Investmentfonds.de
03.07.2019:
LFDE Macroscope: Sind die guten Nachrichten tatsächlich gut?
Köln, den 03.07.2019 (Investmentfonds.de) -
Olivier de Berranger,
Chief Investment Officer bei LFDE-La Financière de l'Echiquier
Eine neuerliche Feuerpause – dies ist das Ergebnis des enorm wichtigen Treffens
zwischen Xi Jinping und Donald Trump am Rande des G20-Gipfels. Obwohl der
US-Präsident seine Drohungen zuvor wiederholt hatte und von seinem chinesischen
Amtskollegen eine harte Verhandlungsposition erwartet worden war, scheinen die
beiden jeweils einen Schritt aufeinander zu gemacht zu haben.
Trump sicherte zu, vorerst keine neuen Zölle zu verhängen. Darüber hinaus wollte
der chinesische Führer erreichen, dass sämtliche Beschränkungen in Bezug auf
Huawei aufgehoben werden und dem chinesischen Technologie der Kauf von US-Produkten
ermöglicht wird. Donald Trump ging auf seine Forderung ein, blieb aber mit der
Aussage, Huawei dürfe Produkte kaufen, "die die nationale Sicherheit nicht bedrohen",
im Vagen. Demnach bleibt alles eine Frage der Auslegung. Donald Trump bekräftigte,
China werde beginnen, "bedeutende Mengen landwirtschaftlicher Produkte" zu kaufen.
Insgesamt gesehen handelt es sich um einen Kompromiss auf dem kleinsten gemeinsamen
Nenner, der die Wiederaufnahme der Gespräche erlaubt, ohne jedoch die Hauptfragen
wie z. B. den Technologietransfer oder das geistige Eigentum anzugehen.
Dieses für die Märkte auf kurze Sicht positive Szenario könnte jedoch längerfristig
zu einem ambivalenteren Ergebnis führen. Die Hausse vom Jahresanfang ist schließlich
dem moderateren Kurs der Zentralbanken verdanken, der durch die schwachen
makroökonomischen Daten sowie das Risiko im Zuge der Handelsauseinandersetzungen
gerechtfertigt war. Aktuell erwarten die Märkte bis Jahresende von der US-Notenbank
Fed bis zu drei Zinssenkungen. Jedoch würde mit der Beruhigung des Handelskonflikts
für die Zentralbanken ein wichtiges Argument wegfallen. Eine Stabilisierung oder
gar leichte Besserung der makroökonomischen Daten könnte die Währungshüter vielmehr
dazu veranlassen, mit ihrer Reaktion deutlich von den Markterwartungen abzuweichen.

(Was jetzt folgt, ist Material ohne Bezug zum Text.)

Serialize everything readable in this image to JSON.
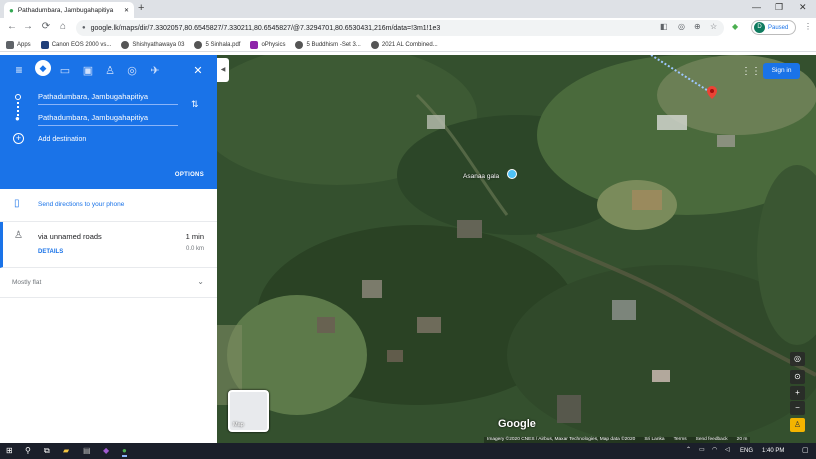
{
  "browser": {
    "tab_title": "Pathadumbara, Jambugahapitiya",
    "new_tab": "+",
    "minimize": "—",
    "maximize": "❐",
    "close": "✕",
    "back": "←",
    "forward": "→",
    "reload": "⟳",
    "home": "⌂",
    "lock": "🔒",
    "url": "google.lk/maps/dir/7.3302057,80.6545827/7.330211,80.6545827/@7.3294701,80.6530431,216m/data=!3m1!1e3",
    "profile_initial": "D",
    "profile_status": "Paused",
    "menu": "⋮"
  },
  "bookmarks": [
    {
      "label": "Apps",
      "color": "#5f6368"
    },
    {
      "label": "Canon EOS 2000 vs...",
      "color": "#1f3f7a"
    },
    {
      "label": "Shishyathawaya 03",
      "color": "#555555"
    },
    {
      "label": "5 Sinhala.pdf",
      "color": "#555555"
    },
    {
      "label": "oPhysics",
      "color": "#8e24aa"
    },
    {
      "label": "5 Buddhism -Set 3...",
      "color": "#555555"
    },
    {
      "label": "2021 AL Combined...",
      "color": "#555555"
    }
  ],
  "panel": {
    "menu_icon": "≡",
    "close_icon": "✕",
    "origin": "Pathadumbara, Jambugahapitiya",
    "destination": "Pathadumbara, Jambugahapitiya",
    "add_destination": "Add destination",
    "options": "OPTIONS",
    "send_to_phone": "Send directions to your phone",
    "route_via": "via unnamed roads",
    "route_time": "1 min",
    "route_distance": "0.0 km",
    "details": "DETAILS",
    "elevation": "Mostly flat"
  },
  "map": {
    "place_label": "Asanaa gala",
    "sign_in": "Sign in",
    "minimap_label": "Map",
    "google": "Google",
    "attribution": [
      "Imagery ©2020 CNES / Airbus, Maxar Technologies, Map data ©2020",
      "Sri Lanka",
      "Terms",
      "Send feedback",
      "20 m"
    ],
    "zoom_in": "+",
    "zoom_out": "−"
  },
  "taskbar": {
    "language": "ENG",
    "time": "1:40 PM"
  }
}
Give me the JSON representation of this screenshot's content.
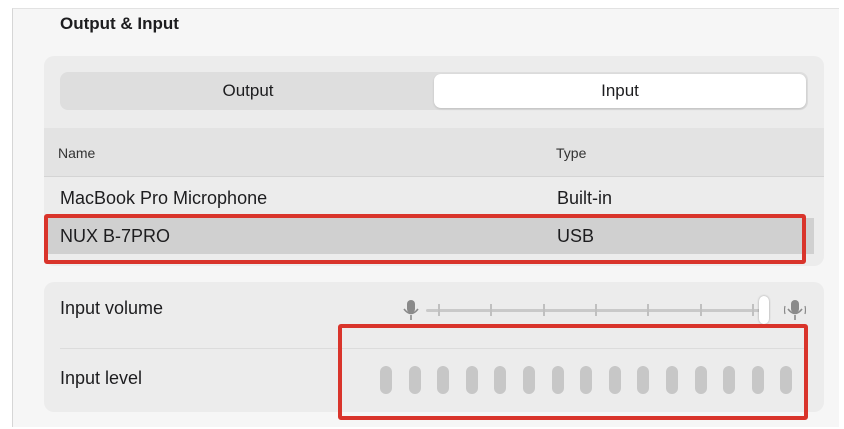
{
  "section": {
    "title": "Output & Input"
  },
  "tabs": [
    {
      "label": "Output",
      "selected": false
    },
    {
      "label": "Input",
      "selected": true
    }
  ],
  "table": {
    "columns": [
      "Name",
      "Type"
    ],
    "rows": [
      {
        "name": "MacBook Pro Microphone",
        "type": "Built-in",
        "selected": false
      },
      {
        "name": "NUX B-7PRO",
        "type": "USB",
        "selected": true
      }
    ]
  },
  "controls": {
    "input_volume": {
      "label": "Input volume",
      "value_fraction": 1.0,
      "min_icon": "microphone-low-icon",
      "max_icon": "microphone-high-icon"
    },
    "input_level": {
      "label": "Input level",
      "segments_total": 15,
      "segments_lit": 0
    }
  },
  "colors": {
    "highlight": "#d9342b",
    "selected_row": "#d0d0d0",
    "segment": "#c7c7c7"
  }
}
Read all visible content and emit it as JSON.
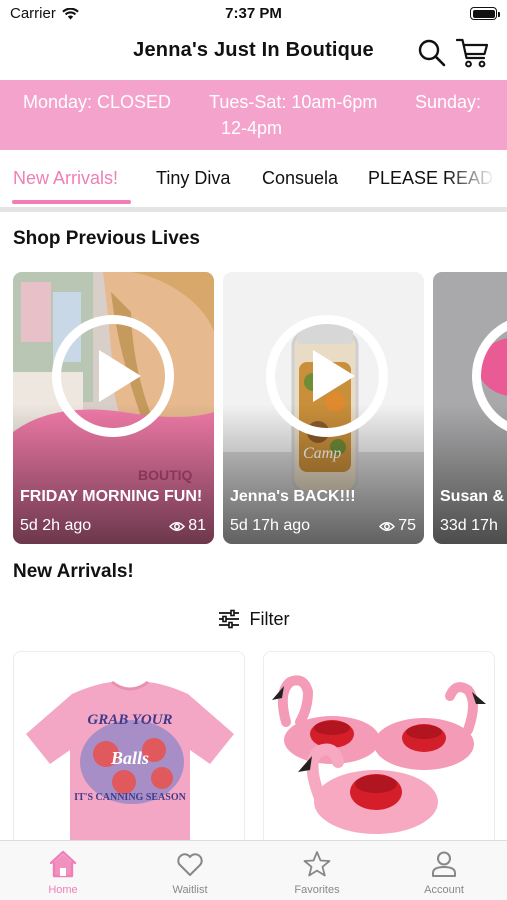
{
  "status_bar": {
    "carrier": "Carrier",
    "time": "7:37 PM"
  },
  "header": {
    "title": "Jenna's Just In Boutique",
    "icons": [
      "search-icon",
      "cart-icon"
    ]
  },
  "hours_banner": {
    "line1_a": "Monday: CLOSED",
    "line1_b": "Tues-Sat: 10am-6pm",
    "line1_c": "Sunday:",
    "line2": "12-4pm"
  },
  "tabs": [
    {
      "label": "New Arrivals!",
      "active": true
    },
    {
      "label": "Tiny Diva",
      "active": false
    },
    {
      "label": "Consuela",
      "active": false
    },
    {
      "label": "PLEASE READ",
      "active": false
    }
  ],
  "previous_lives": {
    "title": "Shop Previous Lives",
    "items": [
      {
        "caption": "FRIDAY MORNING FUN!",
        "age": "5d 2h ago",
        "views": "81"
      },
      {
        "caption": "Jenna's BACK!!!",
        "age": "5d 17h ago",
        "views": "75"
      },
      {
        "caption": "Susan & THIRSTY",
        "age": "33d 17h",
        "views": ""
      }
    ]
  },
  "new_arrivals": {
    "title": "New Arrivals!",
    "filter_label": "Filter",
    "products": [
      {
        "image": "pink-tshirt",
        "shirt_text_1": "GRAB YOUR",
        "shirt_text_2": "Balls",
        "shirt_text_3": "IT'S CANNING SEASON"
      },
      {
        "image": "flamingo-drink-floats"
      }
    ]
  },
  "bottom_nav": [
    {
      "label": "Home",
      "icon": "home-icon",
      "active": true
    },
    {
      "label": "Waitlist",
      "icon": "heart-icon",
      "active": false
    },
    {
      "label": "Favorites",
      "icon": "star-icon",
      "active": false
    },
    {
      "label": "Account",
      "icon": "account-icon",
      "active": false
    }
  ],
  "colors": {
    "accent": "#ef7fb6",
    "banner": "#f4a3cc",
    "inactive": "#888888"
  }
}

Das letzte Quartal 2018 sollte jedoch eine Mahnung sein, welche Auswirkungen
Enttäuschungen hinsichtlich der Geldpolitik auf die Märkte haben können.
Der Ausgang des Treffens zwischen Xi und Trump dürfte die Fed vermutlich nicht davon
abhalten, die Leitzinsen zumindest einmal, voraussichtlich auf der nächsten Sitzung
im Juli, zu senken, zumal die aus den einzelnen Regionen gemeldeten Zahlen für das
verarbeitende Gewerbe sehr schwach sind. Jedoch könnte die US-Notenbank es hierbei
belassen. Die Tonlage in den wiederaufgenommenen Gesprächen zwischen den Vertretern
Chinas und der USA sowie die nächsten Wirtschaftsdaten werden entscheidend sein.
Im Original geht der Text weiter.